In the closing days of Florida’s legislative session, lawmakers approved CS/SB 408, which includes provisions limiting sinkhole losses along with provisions changing the holdback provisions on dwelling and contents coverage, placing a statute-of-limitations on sinkhole and hurricane claims, capping public adjusters’ compensation, and repealing a provision that would have reduced the boundaries of Citizens’ high-risk zones.
While the memory of former Governor Charles Crist’s veto of a similar albeit smaller bill last year still hangs in the hair, insurers are nonetheless banking on current Governor Rick Scott signing the bill into law. So far Scott has remained mum on the issue, but Insurance Commissioner Kevin McCarty has publicly made it clear that he expects the bill will become law.
Much of the bill is aimed at reducing sinkhole costs, which have exploded in recent years. Insurers early on attempted to remove a mandate that they cover sinkhole damage. But the specter of private companies’ non-renewing thousands of policies in sinkhole prone areas only to see them added to the rolls of Citizens’ 1.3 million policyholders proved too hard a sell.

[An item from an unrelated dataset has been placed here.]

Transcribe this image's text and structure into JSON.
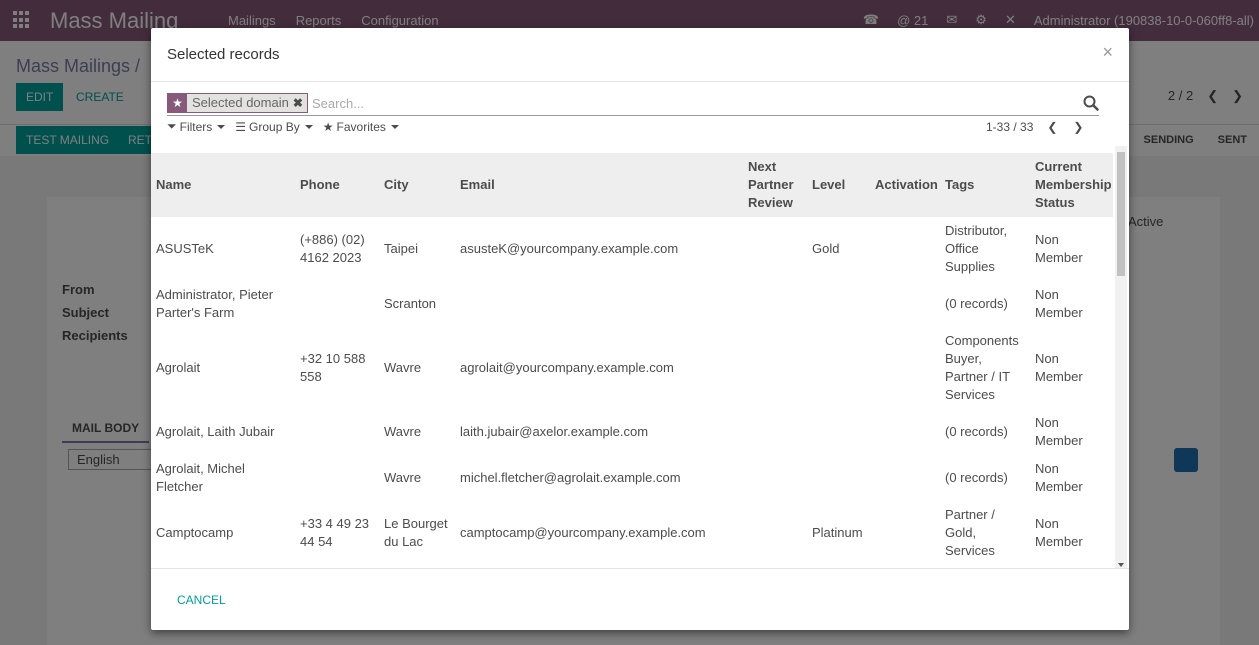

Instead, lawmakers drew sharp limits on what constitutes a sinkhole loss. Namely, it only applies to the main building and no longer covers driveways, sidewalks, swimming pools, or separate structures. The bill also requires that sinkhole damage must be repaired in accordance with the insurer’s professional engineer’s recommended repairs.
But along with the technical provisions related to sinkholes, the industry succeeded in going after what they considered several causes of fraud. Number one, they placed a two-year statute of limitation on sinkhole claims, also including a three-year statute of limitation on hurricane and windstorm claims. Secondly, the modified the payment methodology by restoring a holdback on structural claims.
In 2007, Florida enacted a law that prevented insurers from holding back a portion of a claim payment which often meant that policyholders would receive a large check that insurers alleged many homeowners spent a portion of on other items. Under the current bill, insurers will pay a policyholder a down payment for structural damage, and once a contractor is hired the insurer will pay the contractor for the remaining work. The bill also allows insurers to offer a holdback policy on dwelling contents at a lower rate than policy without a holdback.
Florida Insurance Council Vice President Sam Miller said those provisions alone will help insurers’ rein in costs. “We’re going to see a lot less sinkhole claims than we would without the bill,” he said.
Miller also pointed to changes in public adjusters’ compensation, contracts, and advertising guidelines as other provisions promising to reduce sinkhole claims. The requirements and restrictions on public adjusters proved to be a running battle throughout the session, but the industry largely got what it wanted including a limit on public adjuster fees on reopened claims at 20 percent.
While insurers were successful in convincing lawmakers to adopt a large part of their agenda, the bill is also conspicuous for what it doesn’t include and at the top of the list is any provision that would increase Citizens’ rates. In a separate bill, lawmakers had proposed doing away with the current cap on Citizens’ rates at an annual rate of 10 percent and raising it to 20 percent. But lawmakers had 5.1 billion reasons not to make change, namely the amount of surplus currently accumulated by the insurer. But until the rate issue is addressed, the imbalance between Citizens and the private market will continue.